Peer Reviewed
Feature Article Dermatology

Metastatic melanoma: an update on treatment therapies

Fiona Paxton-hall, Victoria Atkinson

Metastatic melanoma is a common cancer in Australia, with BRAF gene mutations present in 40% of cutaneous melanomas. Therapies for metastatic melanoma have rapidly evolved over the past decade and include targeted molecular therapies and immunotherapies. Although these therapies greatly improve patient outcomes, they have unique toxicity profiles and the treating oncologist, in discussion with the patient, is best placed to manage these.

Key Points
    • Targeted therapy and immunotherapy have significantly improved survival for advanced melanoma since 2010.
    • Testing for a BRAF gene mutation is now standard practice in advanced melanoma to guide therapeutic decision-making.
    • If advanced melanoma is BRAF mutation positive, targeted therapy with combination BRAF/MEK inhibitors is an effective therapeutic option, either as first- or second-line therapy.
    • Immunotherapies that inhibit immune checkpoints can also be used to treat advanced melanoma.
    • Immunotherapies significantly improve survival and may lead to enduring disease control for a proportion of patients.
    • Toxicities with targeted therapies are predictable.
    • Immune-related toxicities from immunotherapy are unpredictable and require a high index of suspicion, particularly within the first three to four months of starting treatment.
    • The treating medical oncologist should always be involved in managing therapy-induced toxicities.
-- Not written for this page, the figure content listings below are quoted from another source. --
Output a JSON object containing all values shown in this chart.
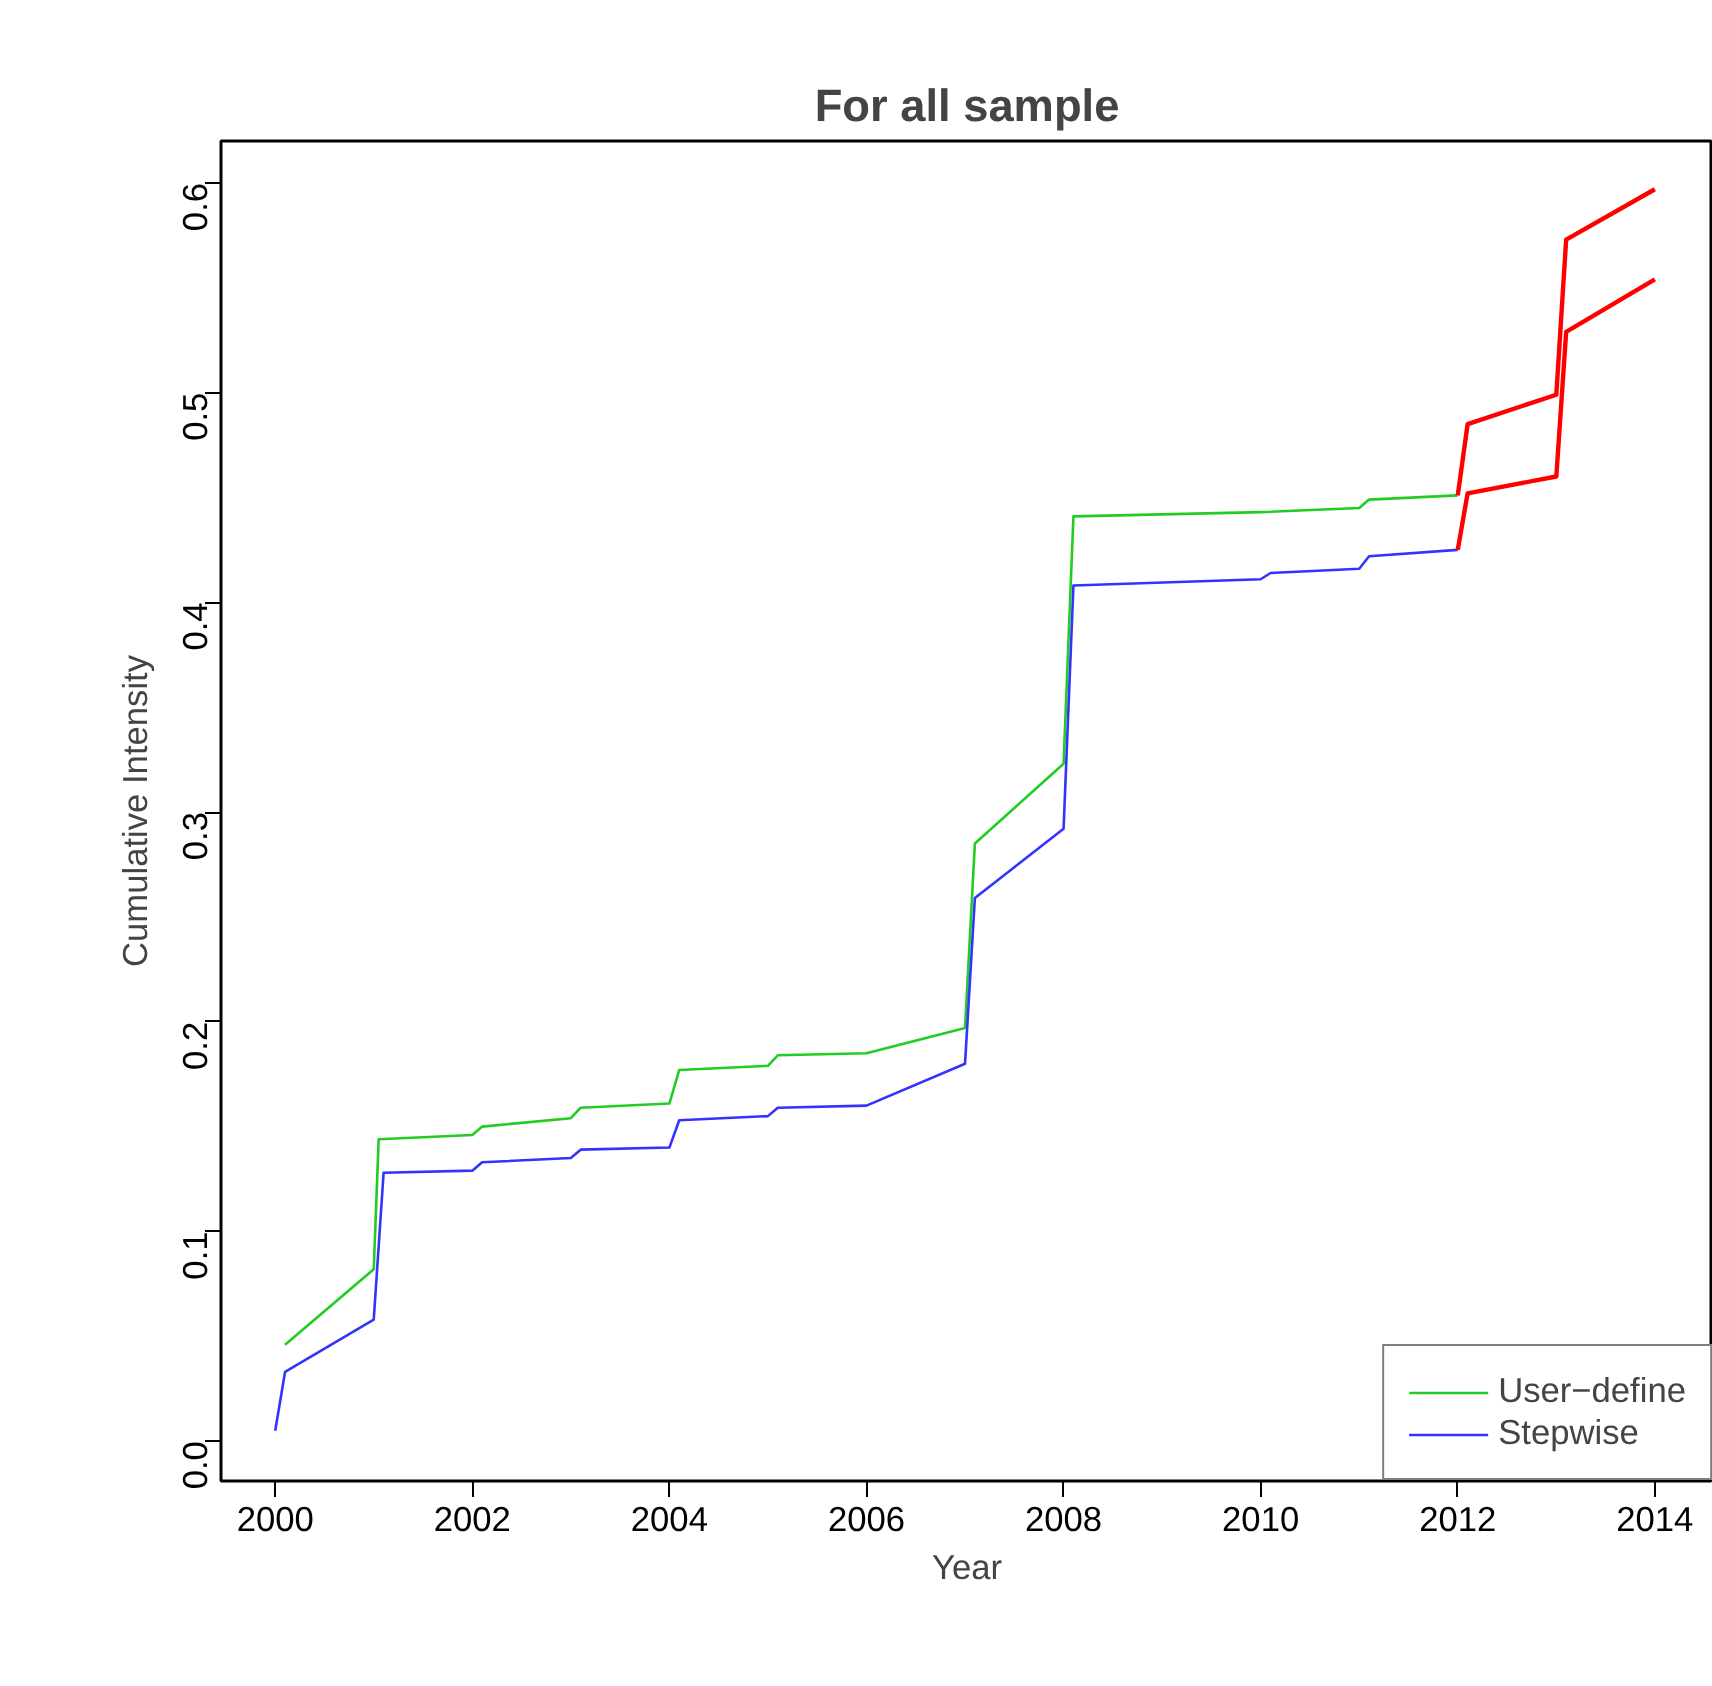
{
  "chart_data": {
    "type": "line",
    "title": "For all sample",
    "xlabel": "Year",
    "ylabel": "Cumulative Intensity",
    "xlim": [
      1999.45,
      2014.59
    ],
    "ylim": [
      -0.019,
      0.62
    ],
    "xticks": [
      2000,
      2002,
      2004,
      2006,
      2008,
      2010,
      2012,
      2014
    ],
    "yticks": [
      {
        "value": 0,
        "label": "0.0"
      },
      {
        "value": 0.1,
        "label": "0.1"
      },
      {
        "value": 0.2,
        "label": "0.2"
      },
      {
        "value": 0.3,
        "label": "0.3"
      },
      {
        "value": 0.4,
        "label": "0.4"
      },
      {
        "value": 0.5,
        "label": "0.5"
      },
      {
        "value": 0.6,
        "label": "0.6"
      }
    ],
    "grid": false,
    "legend": "bottom right",
    "marker": "none",
    "line_style": "solid",
    "series": [
      {
        "name": "User−define",
        "color": "#22cc22",
        "x": [
          2000.1,
          2001.0,
          2001.05,
          2002.0,
          2002.1,
          2003.0,
          2003.1,
          2004.0,
          2004.1,
          2005.0,
          2005.1,
          2006.0,
          2007.0,
          2007.1,
          2008.0,
          2008.1,
          2010.0,
          2011.0,
          2011.1,
          2012.0
        ],
        "values": [
          0.046,
          0.082,
          0.144,
          0.146,
          0.15,
          0.154,
          0.159,
          0.161,
          0.177,
          0.179,
          0.184,
          0.185,
          0.197,
          0.285,
          0.323,
          0.441,
          0.443,
          0.445,
          0.449,
          0.451
        ]
      },
      {
        "name": "Stepwise",
        "color": "#3333ff",
        "x": [
          2000.0,
          2000.1,
          2001.0,
          2001.1,
          2002.0,
          2002.1,
          2003.0,
          2003.1,
          2004.0,
          2004.1,
          2005.0,
          2005.1,
          2006.0,
          2007.0,
          2007.1,
          2008.0,
          2008.1,
          2010.0,
          2010.1,
          2011.0,
          2011.1,
          2012.0
        ],
        "values": [
          0.005,
          0.033,
          0.058,
          0.128,
          0.129,
          0.133,
          0.135,
          0.139,
          0.14,
          0.153,
          0.155,
          0.159,
          0.16,
          0.18,
          0.259,
          0.292,
          0.408,
          0.411,
          0.414,
          0.416,
          0.422,
          0.425
        ]
      },
      {
        "color": "#ff0000",
        "x": [
          2012.0,
          2012.1,
          2013.0,
          2013.1,
          2014.0
        ],
        "values": [
          0.451,
          0.485,
          0.499,
          0.573,
          0.597
        ]
      },
      {
        "color": "#ff0000",
        "x": [
          2012.0,
          2012.1,
          2013.0,
          2013.1,
          2014.0
        ],
        "values": [
          0.425,
          0.452,
          0.46,
          0.529,
          0.554
        ]
      }
    ]
  }
}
Melanoma is a common cancer in Australia, with historically poor prognosis for patients with advanced disease. Cutaneous melanoma was the fourth most commonly diagnosed cancer in both men and women in 2019.1 In 2018, 2094 people died from melanoma in Australia. The median age at death was 77.5 years.2 Melanoma was also the most commonly diagnosed cancer in young Australians (aged 15 to 24 years) between 2010 and 2014, accounting for 15% of all cancers diagnosed.3 

The therapeutic landscape for metastatic melanoma has evolved rapidly in the past 10 years. Until recently, cytotoxic chemotherapy with dacarbazine was the standard treatment, even though a survival benefit with this drug has never been demonstrated in clinical trials. Prognosis for advanced disease was extremely poor with dacarbazine therapy, with a median overall survival of just seven months, and only 25% of patients surviving longer than 12 months following diagnosis.4 Since 2013, the survival rate in patients with advanced melanoma has improved. This is because of the development of two different classes of systemic treatment; molecularly targeted drugs and immunotherapies, which allows many patients to achieve long-term control of their disease. This article discusses specific targeted and immunotherapies available in Australia, including combination therapies in the context of their efficacy in clinical trials. 

Genetic mutations in melanoma 

About 40% of all skin melanomas harbour a mutation in a gene called BRAF.5 The BRAF gene synthesises a protein that sends intracellular signals to promote cell growth. When the BRAF gene is mutated in melanoma cells (BRAF mutation positive), there is expression of an abnormal BRAF protein kinase within the mitogen-activated protein (MAPK) pathway (Figure 1).6,7 This promotes continuous cell growth and malignant transformation. 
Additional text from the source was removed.